If your test list is under 4,000 total, don’t A/B test. Run two single sends in different weeks and look at directional patterns.
Test one variable, not three
Subject line OR send time OR preview text. Never all three. If you change three variables and one wins, you don’t know which change caused the lift. HubSpot’s UI will let you, your decision-making shouldn’t.
Pick your decision metric before you launch
Open rate is misleading after iOS 15 (Mail Privacy Protection inflates opens). Use click rate or downstream conversion as the decision metric. Document it in the test name: 2026-04-pricing-cta-test-decisionmetric-CTR.
Wait the full cycle
Most B2B email engagement happens in the first 48 hours; long-tail engagement runs to 7 days. Don’t call the test at 24 hours because one variant is “ahead.” Wait the full week.
Account for day-of-week confounds
Tuesday vs Thursday changes everything. HubSpot’s split test sends both variants at the same time, which controls for this. If you’re running serial tests instead of split tests, randomize day of week or you’re testing days, not creative.
Document the loss
A null result is a result. Maintain a experiment_log.md:
Test: 2026-04 pricing CTA color
Hypothesis: Orange CTA outperforms blue
Result: No statistically significant difference (p=0.34, n=8200/variant)
Decision: Stay with blue, retest only if creative direction changes
Most teams forget the losing tests, which means they re-run them every 18 months.

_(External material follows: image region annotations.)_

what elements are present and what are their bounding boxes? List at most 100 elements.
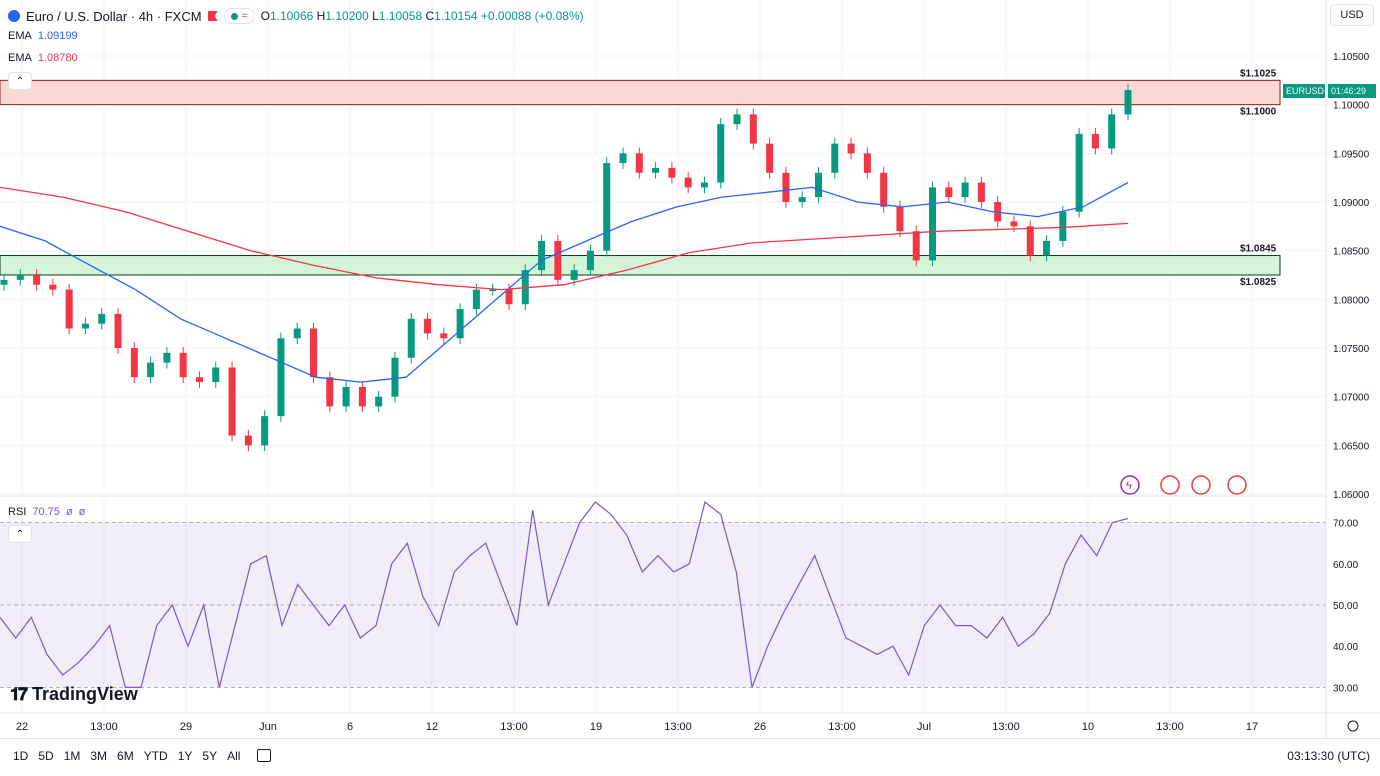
candle-body: [33, 275, 41, 285]
settings-icon[interactable]: [1347, 720, 1359, 732]
price-tick: 1.07000: [1333, 393, 1370, 404]
us-flag-icon[interactable]: [1191, 475, 1211, 495]
candle-body: [163, 352, 171, 363]
candle-body: [1026, 226, 1034, 256]
candle-body: [228, 367, 236, 436]
candle-body: [440, 333, 448, 339]
range-button[interactable]: 1M: [63, 748, 81, 763]
range-button[interactable]: 5D: [38, 748, 54, 763]
price-tick: 1.07500: [1333, 344, 1370, 355]
candle-body: [114, 313, 122, 348]
candle-body: [945, 187, 953, 198]
approx-icon: ≈: [241, 10, 248, 22]
rsi-levels: [0, 522, 1326, 688]
candle-body: [619, 153, 627, 164]
symbol-logo-icon: [8, 10, 20, 22]
candle-body: [489, 289, 497, 292]
time-tick: 17: [1246, 721, 1258, 733]
time-tick: 6: [347, 721, 353, 733]
ema1-legend[interactable]: EMA 1.09199: [8, 30, 78, 42]
time-axis[interactable]: 22 13:00 29 Jun 6 12 13:00 19 13:00 26 13:00 Jul 13:…: [16, 721, 1258, 733]
collapse-rsi-button[interactable]: ⌃: [8, 525, 32, 543]
range-button[interactable]: 1D: [13, 748, 29, 763]
candle-body: [586, 250, 594, 271]
ema2-legend[interactable]: EMA 1.08780: [8, 52, 78, 64]
price-tag: EURUSD 01:46:29: [1283, 84, 1376, 98]
ema2-label: EMA: [8, 52, 32, 64]
support-top-label: $1.0845: [1240, 244, 1277, 255]
rsi-line: [0, 500, 1129, 688]
candle-body: [880, 172, 888, 207]
candle-body: [98, 313, 106, 324]
candle-body: [16, 275, 24, 280]
high-value: 1.10200: [325, 9, 369, 23]
candle-body: [798, 197, 806, 202]
time-tick: 22: [16, 721, 28, 733]
rsi-legend[interactable]: RSI 70.75 ø ø: [8, 506, 85, 518]
candle-body: [212, 367, 220, 383]
candle-body: [961, 182, 969, 198]
currency-button[interactable]: USD: [1330, 4, 1374, 26]
ema-fast-line: [0, 181, 1129, 383]
time-tick: 13:00: [500, 721, 528, 733]
candle-body: [261, 416, 269, 446]
high-label: H: [316, 9, 326, 23]
candle-body: [814, 172, 822, 198]
price-axis[interactable]: 1.10500 1.10000 1.09500 1.09000 1.08500 1.080…: [1333, 52, 1370, 501]
price-tag-countdown: 01:46:29: [1331, 86, 1366, 96]
rsi-tick: 60.00: [1333, 560, 1358, 571]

Don’t test what doesn’t move the needle
Subject line emoji on a transactional email isn’t worth testing. Save A/B capacity for nurture-funnel CTAs and welcome series, where compounded lift matters.
What to do this week
Audit your last 10 A/B tests. Calculate whether each had the sample size to detect the lift you claimed. Discard the false positives and retest the ones that actually mattered.